Revelado na quinta-feira (26) pela imprensa, o documento da autópsia aponta que o ídolo argentino morreu por uma insuficiência cardíaca aguda. Foi constatado que Maradona era um paciente com cardiomiopatia dilatada e insuficiência cardíaca congestiva, uma doença crônica no músculo do coração, que causou um grave edema pulmonar.


O CQCS conversou com o corretor de seguros Josusmar Alves de Sousa, CEO da Mister Liber Seguros e especialista em seguros de vida, para esclarecer o papel do Seguro de Vida em casos como de Maradona. “Caso haja um Seguro de Vida contratado, o que se precisa saber é se ele omitiu esse histórico para a seguradora ou não. Se omitiu qualquer informação, a seguradora pode não indenizar o sinistro”, explica.

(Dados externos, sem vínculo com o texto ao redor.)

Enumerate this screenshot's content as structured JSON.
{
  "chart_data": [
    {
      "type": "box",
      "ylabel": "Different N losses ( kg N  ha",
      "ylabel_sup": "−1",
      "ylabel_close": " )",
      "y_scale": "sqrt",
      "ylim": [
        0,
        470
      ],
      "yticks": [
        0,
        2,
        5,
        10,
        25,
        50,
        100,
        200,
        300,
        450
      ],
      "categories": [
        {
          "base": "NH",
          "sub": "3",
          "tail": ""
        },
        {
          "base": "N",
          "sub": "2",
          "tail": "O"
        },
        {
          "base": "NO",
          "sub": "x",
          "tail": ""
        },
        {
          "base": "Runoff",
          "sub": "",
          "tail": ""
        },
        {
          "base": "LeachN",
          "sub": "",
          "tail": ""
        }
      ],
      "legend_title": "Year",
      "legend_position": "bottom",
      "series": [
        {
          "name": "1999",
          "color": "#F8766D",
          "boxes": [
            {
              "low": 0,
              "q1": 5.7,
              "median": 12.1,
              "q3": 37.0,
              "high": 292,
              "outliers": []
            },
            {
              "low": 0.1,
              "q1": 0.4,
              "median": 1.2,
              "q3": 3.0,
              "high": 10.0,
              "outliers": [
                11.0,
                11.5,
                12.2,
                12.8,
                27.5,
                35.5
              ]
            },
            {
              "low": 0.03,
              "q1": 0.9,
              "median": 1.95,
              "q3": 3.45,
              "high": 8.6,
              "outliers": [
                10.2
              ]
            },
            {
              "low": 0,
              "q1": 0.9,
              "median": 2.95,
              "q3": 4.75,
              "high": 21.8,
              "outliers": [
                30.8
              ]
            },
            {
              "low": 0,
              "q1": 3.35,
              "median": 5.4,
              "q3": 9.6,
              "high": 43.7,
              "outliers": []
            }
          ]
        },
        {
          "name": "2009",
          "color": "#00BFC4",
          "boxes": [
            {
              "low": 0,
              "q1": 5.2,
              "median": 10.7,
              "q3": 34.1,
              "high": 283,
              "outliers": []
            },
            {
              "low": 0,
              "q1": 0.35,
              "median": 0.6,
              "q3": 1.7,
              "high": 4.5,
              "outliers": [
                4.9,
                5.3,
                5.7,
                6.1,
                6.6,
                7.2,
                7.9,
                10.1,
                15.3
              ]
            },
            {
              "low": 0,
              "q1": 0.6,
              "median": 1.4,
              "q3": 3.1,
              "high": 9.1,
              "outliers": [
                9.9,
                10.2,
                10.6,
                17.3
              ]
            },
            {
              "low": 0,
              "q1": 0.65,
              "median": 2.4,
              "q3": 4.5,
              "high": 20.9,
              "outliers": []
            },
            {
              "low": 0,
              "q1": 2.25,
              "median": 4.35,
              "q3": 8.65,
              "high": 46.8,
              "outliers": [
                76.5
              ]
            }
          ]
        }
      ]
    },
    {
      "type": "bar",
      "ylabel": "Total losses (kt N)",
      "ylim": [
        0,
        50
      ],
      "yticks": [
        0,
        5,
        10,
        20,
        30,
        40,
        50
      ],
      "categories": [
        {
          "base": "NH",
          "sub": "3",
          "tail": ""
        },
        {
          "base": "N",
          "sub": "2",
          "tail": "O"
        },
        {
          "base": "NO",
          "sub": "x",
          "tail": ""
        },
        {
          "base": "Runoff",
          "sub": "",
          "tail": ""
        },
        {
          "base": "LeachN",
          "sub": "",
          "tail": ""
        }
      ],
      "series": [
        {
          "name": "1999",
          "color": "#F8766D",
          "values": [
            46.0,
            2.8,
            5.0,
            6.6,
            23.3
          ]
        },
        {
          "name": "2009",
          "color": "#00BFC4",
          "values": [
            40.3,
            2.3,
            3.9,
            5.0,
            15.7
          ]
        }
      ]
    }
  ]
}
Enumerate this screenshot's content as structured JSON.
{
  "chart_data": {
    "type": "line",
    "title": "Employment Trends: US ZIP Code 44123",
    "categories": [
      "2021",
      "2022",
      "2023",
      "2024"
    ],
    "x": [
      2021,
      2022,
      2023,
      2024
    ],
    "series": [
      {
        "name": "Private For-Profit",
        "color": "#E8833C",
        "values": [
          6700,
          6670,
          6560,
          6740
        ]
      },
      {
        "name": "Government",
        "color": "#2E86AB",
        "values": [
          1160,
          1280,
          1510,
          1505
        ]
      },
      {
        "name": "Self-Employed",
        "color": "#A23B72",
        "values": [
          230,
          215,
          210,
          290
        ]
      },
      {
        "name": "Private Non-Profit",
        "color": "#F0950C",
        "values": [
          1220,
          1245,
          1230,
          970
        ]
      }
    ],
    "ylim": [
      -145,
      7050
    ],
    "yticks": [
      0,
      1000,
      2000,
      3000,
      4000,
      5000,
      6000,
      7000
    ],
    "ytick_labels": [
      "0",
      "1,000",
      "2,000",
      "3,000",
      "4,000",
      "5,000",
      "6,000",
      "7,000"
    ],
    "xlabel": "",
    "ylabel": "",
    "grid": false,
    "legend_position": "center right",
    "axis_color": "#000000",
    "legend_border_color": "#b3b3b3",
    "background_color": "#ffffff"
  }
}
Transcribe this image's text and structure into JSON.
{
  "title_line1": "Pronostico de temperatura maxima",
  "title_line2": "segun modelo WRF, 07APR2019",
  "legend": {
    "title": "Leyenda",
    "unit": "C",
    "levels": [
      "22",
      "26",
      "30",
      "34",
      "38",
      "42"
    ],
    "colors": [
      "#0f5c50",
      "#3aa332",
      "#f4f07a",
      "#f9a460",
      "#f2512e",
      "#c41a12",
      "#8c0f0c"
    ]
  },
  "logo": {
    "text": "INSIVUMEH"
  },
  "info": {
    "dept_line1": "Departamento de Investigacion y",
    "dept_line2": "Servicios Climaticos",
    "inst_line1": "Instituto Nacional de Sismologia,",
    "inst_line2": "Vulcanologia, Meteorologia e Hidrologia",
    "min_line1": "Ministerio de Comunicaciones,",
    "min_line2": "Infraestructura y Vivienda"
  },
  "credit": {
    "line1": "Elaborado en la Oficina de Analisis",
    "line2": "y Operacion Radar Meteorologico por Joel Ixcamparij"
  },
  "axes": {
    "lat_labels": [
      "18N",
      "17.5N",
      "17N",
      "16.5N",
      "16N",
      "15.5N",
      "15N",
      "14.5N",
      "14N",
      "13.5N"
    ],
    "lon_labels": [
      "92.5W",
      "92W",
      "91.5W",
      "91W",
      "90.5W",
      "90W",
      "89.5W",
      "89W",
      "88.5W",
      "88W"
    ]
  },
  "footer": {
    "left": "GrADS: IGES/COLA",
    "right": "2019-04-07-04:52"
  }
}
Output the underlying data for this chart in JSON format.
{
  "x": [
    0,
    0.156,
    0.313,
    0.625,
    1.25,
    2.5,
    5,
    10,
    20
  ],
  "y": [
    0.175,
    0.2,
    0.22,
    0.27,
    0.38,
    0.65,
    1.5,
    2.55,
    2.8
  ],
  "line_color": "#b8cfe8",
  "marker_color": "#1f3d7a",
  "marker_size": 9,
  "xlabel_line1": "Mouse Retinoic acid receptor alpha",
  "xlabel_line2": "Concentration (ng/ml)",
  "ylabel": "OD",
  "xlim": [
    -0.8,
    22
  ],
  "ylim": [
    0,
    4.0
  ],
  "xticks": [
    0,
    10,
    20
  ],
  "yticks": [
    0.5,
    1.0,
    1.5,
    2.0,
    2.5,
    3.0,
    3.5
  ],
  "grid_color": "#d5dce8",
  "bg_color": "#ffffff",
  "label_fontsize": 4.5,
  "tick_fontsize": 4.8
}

Ele lembra, entretanto, que as condições de saúde do ex-jogador eram conhecidas e que, em geral, casos como o de Maradona não são aceitos pelas companhias. “A seguradora pode ou não dar a aceitação. É uma escolha dela, mas 99% das companhias não aceitam esse tipo de risco”, pondera.


De acordo CEO da Mister Liber Seguros, o pré-requisito número um do Seguro de Vida é contratar o produto quando a pessoa está com saúde. “Se você já tem uma doença pré-existente, dificilmente a seguradora aceitará o risco. Seguro de Vida se faz quando é novo”, afirma.


Josusmar destaca que o fato de Maradona ter passado recentemente por uma cirurgia no cérebro não interfere na cobertura caso o tenha seguro. “Não impactaria nada. A partir do momento que ele foi aceito pela seguradora, o que importa é o que está na apólice, o que foi contratado. Até porque não houve relação entre a cirurgia e o problema cardíaco, que causou a morte. A seguradora só poderia negar a indenização se ele tivesse agravado um risco ou se tivesse alguma cláusula em contrato que o proibisse de beber ou usar drogas, por exemplo, e ele não as tivesse cumprido”, conclui.